US Forced Labor Ruling Does Not Reflect Vietnam’s Efforts, Govt Says

By The Diplomat | Created at 2026-06-05 10:58:04 | Updated at 2026-06-07 00:27:47 1 day ago

Vietnam’s Foreign Ministry yesterday pushed back on the U.S. government’s claim that it had failed to combat the trade in goods made with forced labor, saying that Washington’s determination did not reflect the government’s efforts.

Vietnam is among 60 nations that the Office of the U.S. Trade Representative (USTR) threatened this week with tariffs of 10-12.5 percent due to their alleged failures to take action on forced labor.

Speaking at a regular press briefing in Hanoi, Ministry spokesperson Pham Thu Hang stated that “the conclusions of the investigation into forced labor practices by the U.S. Trade Representative’s Office do not accurately reflect the reality and Vietnam’s efforts in preventing, mitigating, and reducing forced labor,” Vietnamese state media reported.

Hang added that Vietnam had a consistent policy of strictly prohibiting all forms of forced labor, and adhered to both the standards of the International Labour Organization and the labor regulations contained in its various free trade agreements.

“This policy is specifically outlined in legal documents, programs, and action plans of the Government, and its implementation is guaranteed in practice,” she said.

In March, the USTR announced that it had initiated unfair ​trade practices probes into 60 nations’ alleged failures to take action on forced labor, under Section 301 of the U.S. Trade Act of 1974.

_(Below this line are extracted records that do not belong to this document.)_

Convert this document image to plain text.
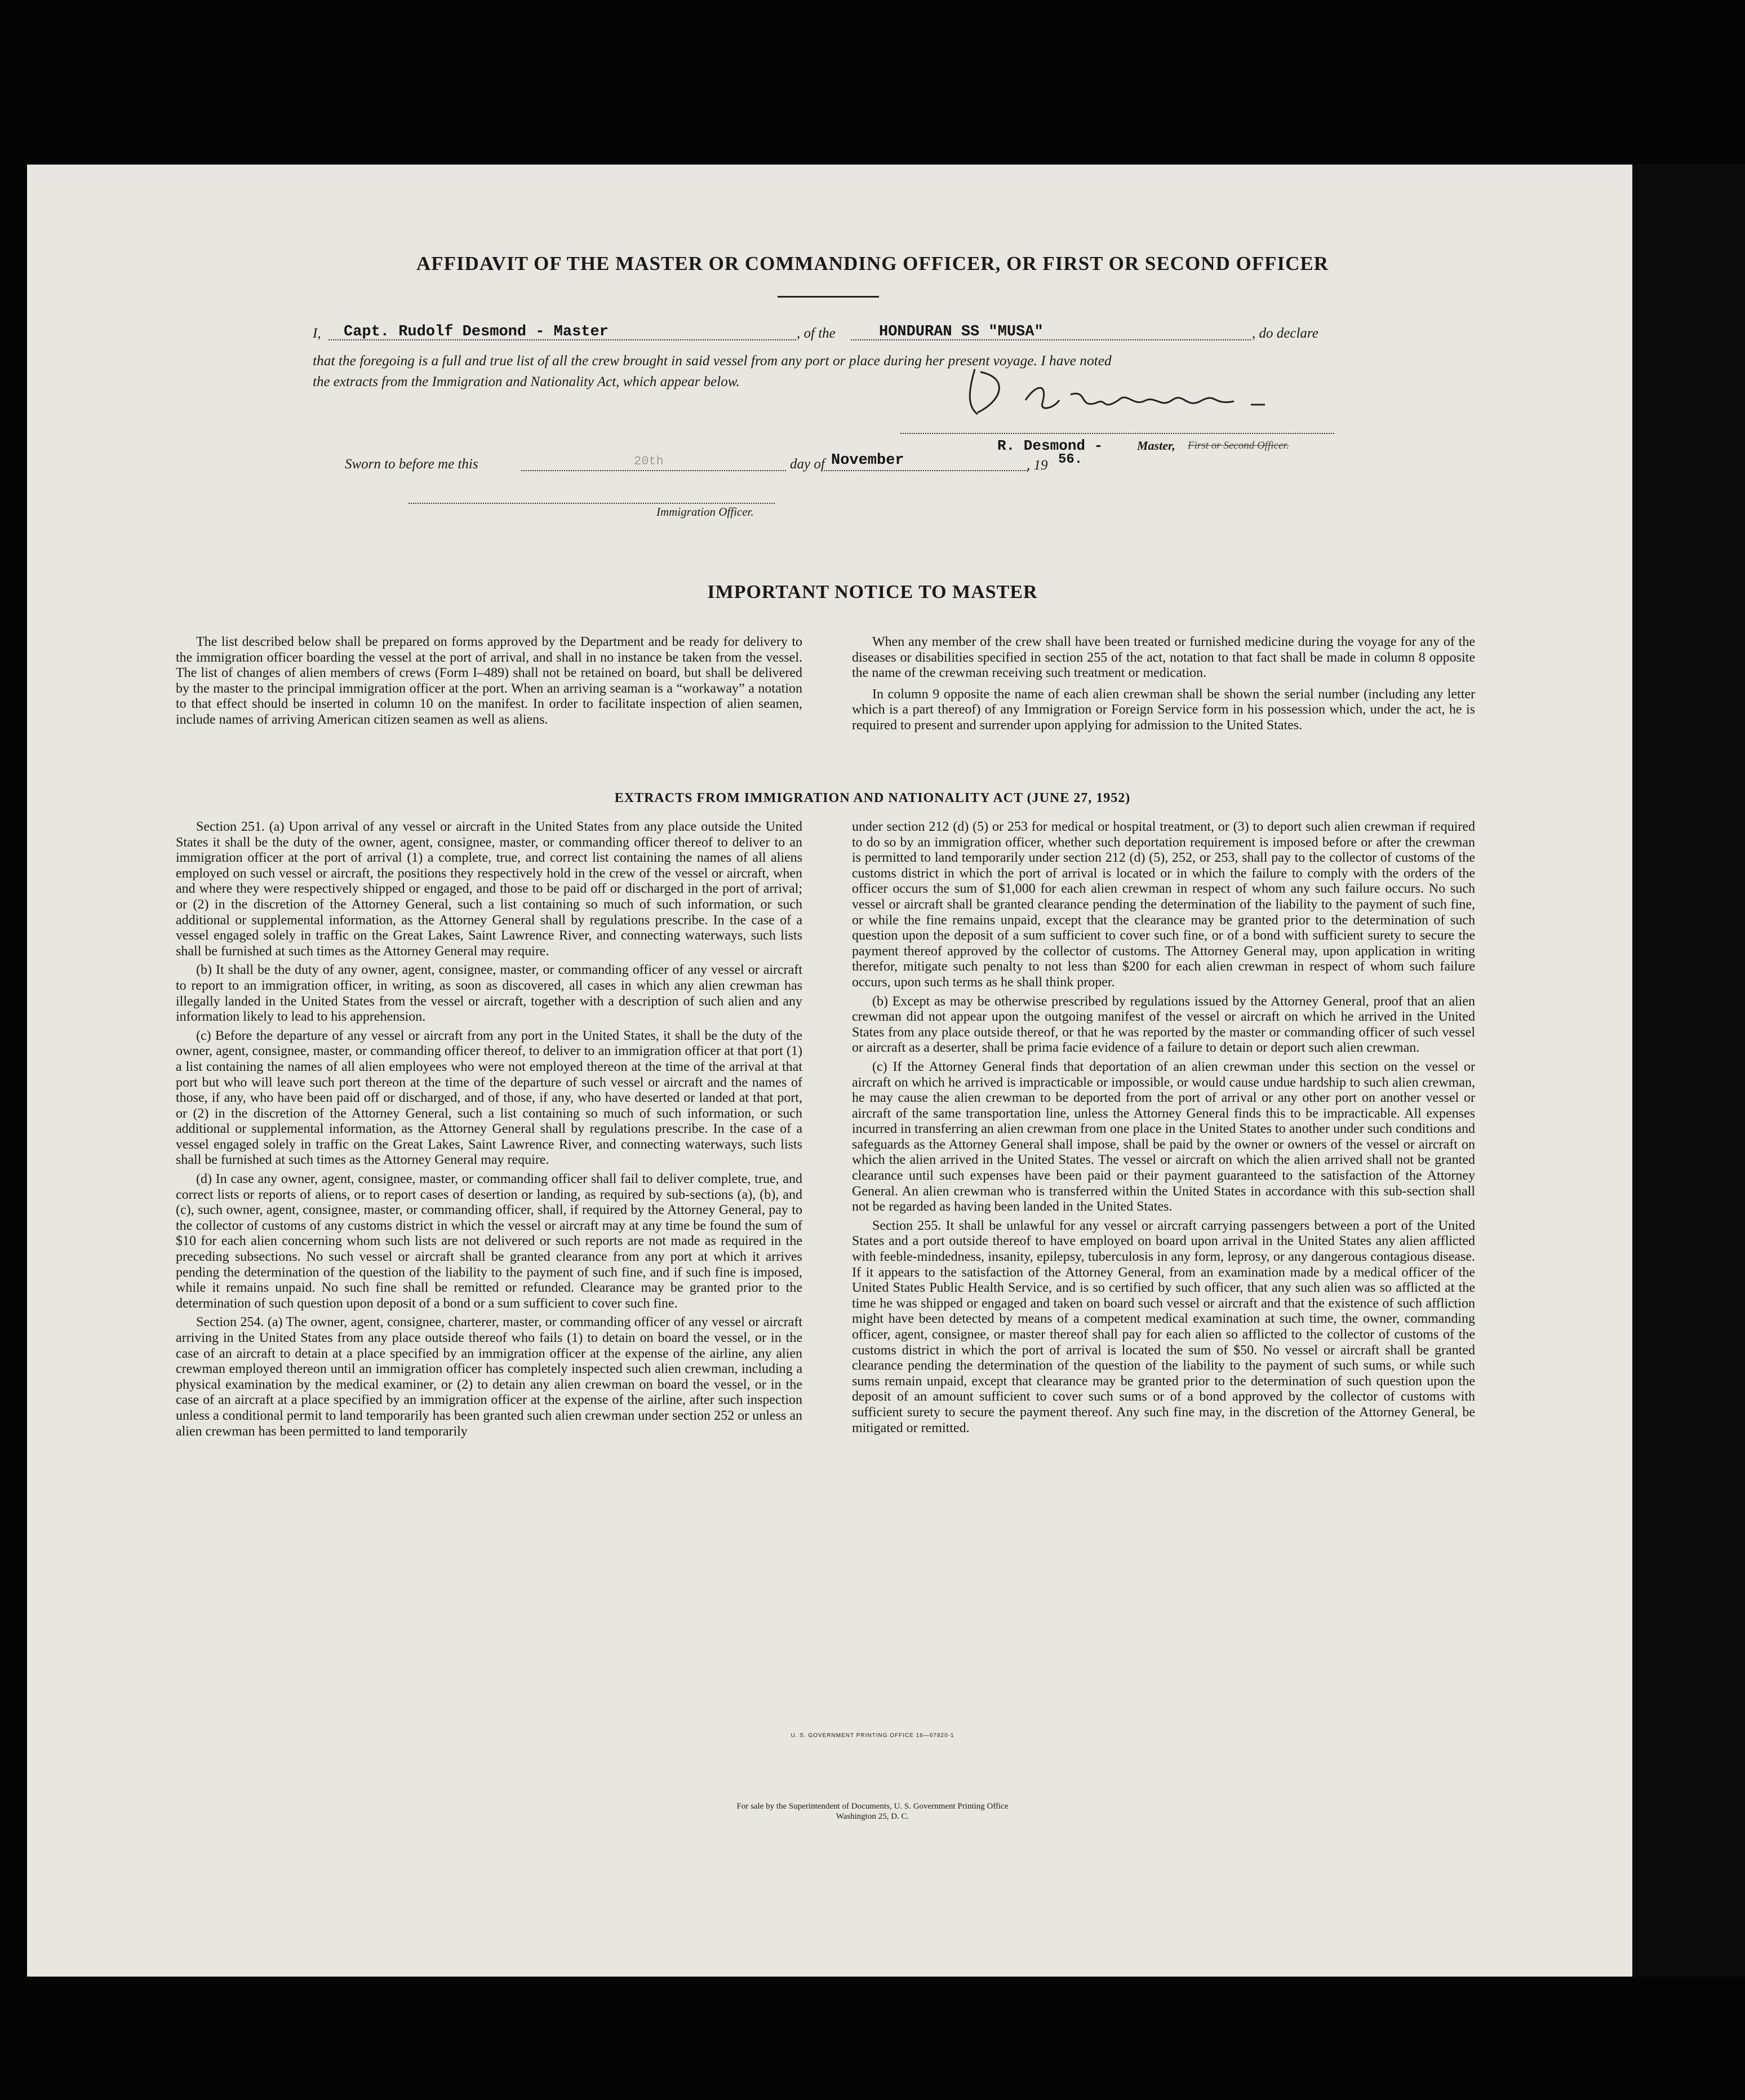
AFFIDAVIT OF THE MASTER OR COMMANDING OFFICER, OR FIRST OR SECOND OFFICER
I, Capt. Rudolf Desmond - Master	, of the	HONDURAN SS "MUSA"	, do declare
that the foregoing is a full and true list of all the crew brought in said vessel from any port or place during her present voyage. I have noted
the extracts from the Immigration and Nationality Act, which appear below.
R. Desmond -	Master, First or Second Officer.
Sworn to before me this	20th	day of November	, 19 56.
Immigration Officer.
IMPORTANT NOTICE TO MASTER

The list described below shall be prepared on forms approved by the Department and be ready for delivery to the immigration officer boarding the vessel at the port of arrival, and shall in no instance be taken from the vessel. The list of changes of alien members of crews (Form I–489) shall not be retained on board, but shall be delivered by the master to the principal immigration officer at the port. When an arriving seaman is a “workaway” a notation to that effect should be inserted in column 10 on the manifest. In order to facilitate inspection of alien seamen, include names of arriving American citizen seamen as well as aliens.

When any member of the crew shall have been treated or furnished medicine during the voyage for any of the diseases or disabilities specified in section 255 of the act, notation to that fact shall be made in column 8 opposite the name of the crewman receiving such treatment or medication.

In column 9 opposite the name of each alien crewman shall be shown the serial number (including any letter which is a part thereof) of any Immigration or Foreign Service form in his possession which, under the act, he is required to present and surrender upon applying for admission to the United States.

EXTRACTS FROM IMMIGRATION AND NATIONALITY ACT (JUNE 27, 1952)

Section 251. (a) Upon arrival of any vessel or aircraft in the United States from any place outside the United States it shall be the duty of the owner, agent, consignee, master, or commanding officer thereof to deliver to an immigration officer at the port of arrival (1) a complete, true, and correct list containing the names of all aliens employed on such vessel or aircraft, the positions they respectively hold in the crew of the vessel or aircraft, when and where they were respectively shipped or engaged, and those to be paid off or discharged in the port of arrival; or (2) in the discretion of the Attorney General, such a list containing so much of such information, or such additional or supplemental information, as the Attorney General shall by regulations prescribe. In the case of a vessel engaged solely in traffic on the Great Lakes, Saint Lawrence River, and connecting waterways, such lists shall be furnished at such times as the Attorney General may require.

(b) It shall be the duty of any owner, agent, consignee, master, or commanding officer of any vessel or aircraft to report to an immigration officer, in writing, as soon as discovered, all cases in which any alien crewman has illegally landed in the United States from the vessel or aircraft, together with a description of such alien and any information likely to lead to his apprehension.

(c) Before the departure of any vessel or aircraft from any port in the United States, it shall be the duty of the owner, agent, consignee, master, or commanding officer thereof, to deliver to an immigration officer at that port (1) a list containing the names of all alien employees who were not employed thereon at the time of the arrival at that port but who will leave such port thereon at the time of the departure of such vessel or aircraft and the names of those, if any, who have been paid off or discharged, and of those, if any, who have deserted or landed at that port, or (2) in the discretion of the Attorney General, such a list containing so much of such information, or such additional or supplemental information, as the Attorney General shall by regulations prescribe. In the case of a vessel engaged solely in traffic on the Great Lakes, Saint Lawrence River, and connecting waterways, such lists shall be furnished at such times as the Attorney General may require.

(d) In case any owner, agent, consignee, master, or commanding officer shall fail to deliver complete, true, and correct lists or reports of aliens, or to report cases of desertion or landing, as required by sub-sections (a), (b), and (c), such owner, agent, consignee, master, or commanding officer, shall, if required by the Attorney General, pay to the collector of customs of any customs district in which the vessel or aircraft may at any time be found the sum of $10 for each alien concerning whom such lists are not delivered or such reports are not made as required in the preceding subsections. No such vessel or aircraft shall be granted clearance from any port at which it arrives pending the determination of the question of the liability to the payment of such fine, and if such fine is imposed, while it remains unpaid. No such fine shall be remitted or refunded. Clearance may be granted prior to the determination of such question upon deposit of a bond or a sum sufficient to cover such fine.

Section 254. (a) The owner, agent, consignee, charterer, master, or commanding officer of any vessel or aircraft arriving in the United States from any place outside thereof who fails (1) to detain on board the vessel, or in the case of an aircraft to detain at a place specified by an immigration officer at the expense of the airline, any alien crewman employed thereon until an immigration officer has completely inspected such alien crewman, including a physical examination by the medical examiner, or (2) to detain any alien crewman on board the vessel, or in the case of an aircraft at a place specified by an immigration officer at the expense of the airline, after such inspection unless a conditional permit to land temporarily has been granted such alien crewman under section 252 or unless an alien crewman has been permitted to land temporarily

under section 212 (d) (5) or 253 for medical or hospital treatment, or (3) to deport such alien crewman if required to do so by an immigration officer, whether such deportation requirement is imposed before or after the crewman is permitted to land temporarily under section 212 (d) (5), 252, or 253, shall pay to the collector of customs of the customs district in which the port of arrival is located or in which the failure to comply with the orders of the officer occurs the sum of $1,000 for each alien crewman in respect of whom any such failure occurs. No such vessel or aircraft shall be granted clearance pending the determination of the liability to the payment of such fine, or while the fine remains unpaid, except that the clearance may be granted prior to the determination of such question upon the deposit of a sum sufficient to cover such fine, or of a bond with sufficient surety to secure the payment thereof approved by the collector of customs. The Attorney General may, upon application in writing therefor, mitigate such penalty to not less than $200 for each alien crewman in respect of whom such failure occurs, upon such terms as he shall think proper.

(b) Except as may be otherwise prescribed by regulations issued by the Attorney General, proof that an alien crewman did not appear upon the outgoing manifest of the vessel or aircraft on which he arrived in the United States from any place outside thereof, or that he was reported by the master or commanding officer of such vessel or aircraft as a deserter, shall be prima facie evidence of a failure to detain or deport such alien crewman.

(c) If the Attorney General finds that deportation of an alien crewman under this section on the vessel or aircraft on which he arrived is impracticable or impossible, or would cause undue hardship to such alien crewman, he may cause the alien crewman to be deported from the port of arrival or any other port on another vessel or aircraft of the same transportation line, unless the Attorney General finds this to be impracticable. All expenses incurred in transferring an alien crewman from one place in the United States to another under such conditions and safeguards as the Attorney General shall impose, shall be paid by the owner or owners of the vessel or aircraft on which the alien arrived in the United States. The vessel or aircraft on which the alien arrived shall not be granted clearance until such expenses have been paid or their payment guaranteed to the satisfaction of the Attorney General. An alien crewman who is transferred within the United States in accordance with this sub-section shall not be regarded as having been landed in the United States.

Section 255. It shall be unlawful for any vessel or aircraft carrying passengers between a port of the United States and a port outside thereof to have employed on board upon arrival in the United States any alien afflicted with feeble-mindedness, insanity, epilepsy, tuberculosis in any form, leprosy, or any dangerous contagious disease. If it appears to the satisfaction of the Attorney General, from an examination made by a medical officer of the United States Public Health Service, and is so certified by such officer, that any such alien was so afflicted at the time he was shipped or engaged and taken on board such vessel or aircraft and that the existence of such affliction might have been detected by means of a competent medical examination at such time, the owner, commanding officer, agent, consignee, or master thereof shall pay for each alien so afflicted to the collector of customs of the customs district in which the port of arrival is located the sum of $50. No vessel or aircraft shall be granted clearance pending the determination of the question of the liability to the payment of such sums, or while such sums remain unpaid, except that clearance may be granted prior to the determination of such question upon the deposit of an amount sufficient to cover such sums or of a bond approved by the collector of customs with sufficient surety to secure the payment thereof. Any such fine may, in the discretion of the Attorney General, be mitigated or remitted.

U. S. GOVERNMENT PRINTING OFFICE 16—67820-1
For sale by the Superintendent of Documents, U. S. Government Printing Office
Washington 25, D. C.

On Tuesday, the USTR announced that all 60 had been found guilty of either failing to introduce anti-forced labor regulations, or failing to implement them adequately. Vietnam was among the 44 economies that the USTR threatened with a 12.5 percent tariff for unfair trading practices. The remaining 16 nations were threatened with a 10 percent tariff.

The move was widely seen as a way of rescuing President Donald Trump’s protectionist trade policy after the U.S. Supreme Court in February struck down the sweeping global tariffs that his administration imposed on allies and adversaries alike last year.

While Vietnam is not the only Southeast Asian nation that has been targeted by this investigation – Thailand, Singapore, Malaysia, Indonesia, Cambodia, and the Philippines were also among the 60 nations on the USTR’s list – it has come under particularly close scrutiny by the Trump administration, despite being an important partner in Washington’s goal of containing Chinese power and influence. The main reason for this is the country’s yawning trade surplus with the United States, which saw it hit with one of the highest tariff rates of any nation during President Trump’s “liberation day” tariff announcement in April 2025.

In recent months, Vietnam has also been hit with separate Section 301 probes into alleged excess manufacturing capacity and intellectual property rights. The latter of these was announced last week, with U.S. Trade Representative Jamieson Greer stating that “we need to see Vietnam resolve these long-standing concerns, including on a range of IP enforcement issues, in a manner that is sustained and that deters future IP infringements.” Vietnam’s government has reassured Trump trade officials that it is committed to combating intellectual property violations.

All of these trade probes are likely to introduce new areas of tension into trade talks between Washington and Hanoi. The two sides signed a framework for a trade agreement in October, but despite months of negotiations, they have yet to reach a final agreement. Among the areas of dispute have been the question of transshipment – the routing of Chinese goods through Vietnam to avoid U.S. tariffs – and market access for American companies.

The situation has also been complicated by the fact that despite the imposition of new tariffs on its imports, Vietnam’s trade surplus with the U.S. continues to grow. According to the USTR, the U.S. goods trade deficit with Vietnam rose to $178.2 billion in 2025, a 44.3 percent increase over 2024. During the first three months of 2026, it totaled $54.8 ‌billion, according to U.S. statistics cited by Reuters. This was second only to Taiwan and higher than the deficits with major exporters China and Mexico.